7 Schedule of Topics and Reading

Module 1: Technical approaches to risk and uncertainty

Week 1 (March 5): Introduction

  1. Yoe, chapter 1.

Week 2 (March 12): Uncertainty/Introduction to CBA

  1. Yoe, chapter 2.

Week 3 (March 19): Risk management

  1. Yoe, chapter 3.

Week 4 (March 26): Risk assessment

  1. Yoe, chapter 4.

Week 5 (April 2): CBA exercise

Module 2: Culture and risk

Week 6 (April 9): Culture and risk

  1. Douglas and Wildavsky, introduction and chapters 1, 2, 5–7.

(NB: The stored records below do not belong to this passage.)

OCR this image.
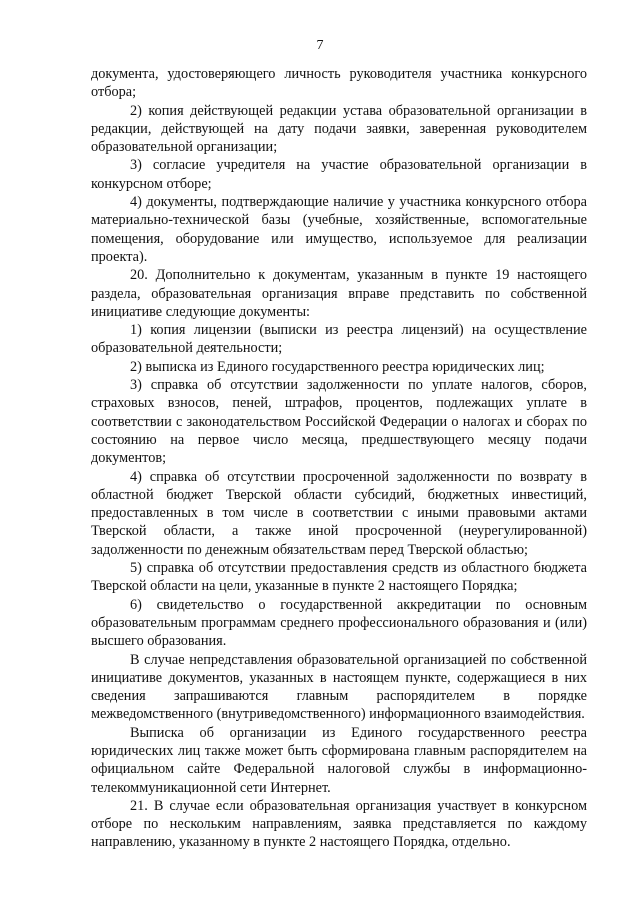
7

документа, удостоверяющего личность руководителя участника конкурсного отбора;

2) копия действующей редакции устава образовательной организации в редакции, действующей на дату подачи заявки, заверенная руководителем образовательной организации;

3) согласие учредителя на участие образовательной организации в конкурсном отборе;

4) документы, подтверждающие наличие у участника конкурсного отбора материально-технической базы (учебные, хозяйственные, вспомогательные помещения, оборудование или имущество, используемое для реализации проекта).

20. Дополнительно к документам, указанным в пункте 19 настоящего раздела, образовательная организация вправе представить по собственной инициативе следующие документы:

1) копия лицензии (выписки из реестра лицензий) на осуществление образовательной деятельности;

2) выписка из Единого государственного реестра юридических лиц;

3) справка об отсутствии задолженности по уплате налогов, сборов, страховых взносов, пеней, штрафов, процентов, подлежащих уплате в соответствии с законодательством Российской Федерации о налогах и сборах по состоянию на первое число месяца, предшествующего месяцу подачи документов;

4) справка об отсутствии просроченной задолженности по возврату в областной бюджет Тверской области субсидий, бюджетных инвестиций, предоставленных в том числе в соответствии с иными правовыми актами Тверской области, а также иной просроченной (неурегулированной) задолженности по денежным обязательствам перед Тверской областью;

5) справка об отсутствии предоставления средств из областного бюджета Тверской области на цели, указанные в пункте 2 настоящего Порядка;

6) свидетельство о государственной аккредитации по основным образовательным программам среднего профессионального образования и (или) высшего образования.

В случае непредставления образовательной организацией по собственной инициативе документов, указанных в настоящем пункте, содержащиеся в них сведения запрашиваются главным распорядителем в порядке межведомственного (внутриведомственного) информационного взаимодействия.

Выписка об организации из Единого государственного реестра юридических лиц также может быть сформирована главным распорядителем на официальном сайте Федеральной налоговой службы в информационно-телекоммуникационной сети Интернет.

21. В случае если образовательная организация участвует в конкурсном отборе по нескольким направлениям, заявка представляется по каждому направлению, указанному в пункте 2 настоящего Порядка, отдельно.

Module 3: Further interrogating the technical approach

Week 7 (April 16): Rationality and capitalism

  1. Max Weber. Economy and Society: An Outline of Interpretive Sociology. University of California Press,
    Berkeley, 1978, pp. 24–26, 63–74.
  2. Herbert Marcuse. Negations: Essays in Critical Theory, chapter Industrialization and capitalism in the work of Max Weber, pages 151–170. May Fly Books, London, 2009. First published by Allen Lane, Penguin Press, 1968.

Week 8 (April 23): No class. Exam week.

Week 9 (April 30): Technology as ideology

  1. Jurgen Habermas. Toward a rational society: Student protest, science, and politics, chapter Technology and Science as “Ideology”, pages 81–122. Beacon Press, Boston, 1970.

Module 4: The risk society

Week 10 (May 7): Risk society

  1. Beck, preface and part 1.

Week 11 (May 14): Modernity

  1. Donald A. Schon. The reflective practitioner: how professionals think in action. Basic Books, New York, 1983, chapters 2, 5, 6, and 7.

Module 5: Governmentality and risk

Week 12 (May 21): Governmentality

  1. Michel Foucault. Governmentality. In Graham Burchell, Colin Gordon, and Peter Miller, editors, The Foucault Effect: Studies in Governmentality, pages 87–104. University of Chicago Press, Chicago, 1991.
  2. Francois Ewald. Insurance and risk. In Graham Burchell, Colin Gordon, and Peter Miller, editors, The Foucault Effect: Studies in Governmentality, pages 197–210. University of Chicago Press, Chicago, 1991.

Module 6: Deliberative democracy and citizen participation

Week 13 (May 28): Discursive democracy

  1. Frank Fischer. Citizens, Experts, and the Environment: The Politics of Local Knowledge. Duke University Press, Durham, NC, 2000, chapters 1–4.

Week 14 (June 4): Citizens and experts in the risk society

  1. Frank Fischer. Citizens, Experts, and the Environment: The Politics of Local Knowledge. Duke University Press, Durham, NC, 2000, chapters 5–10.

Week 15 (June 11): Risk communication

  1. Yoe, chapter 5.

Week 16 (June 18): No class. (Essay due.)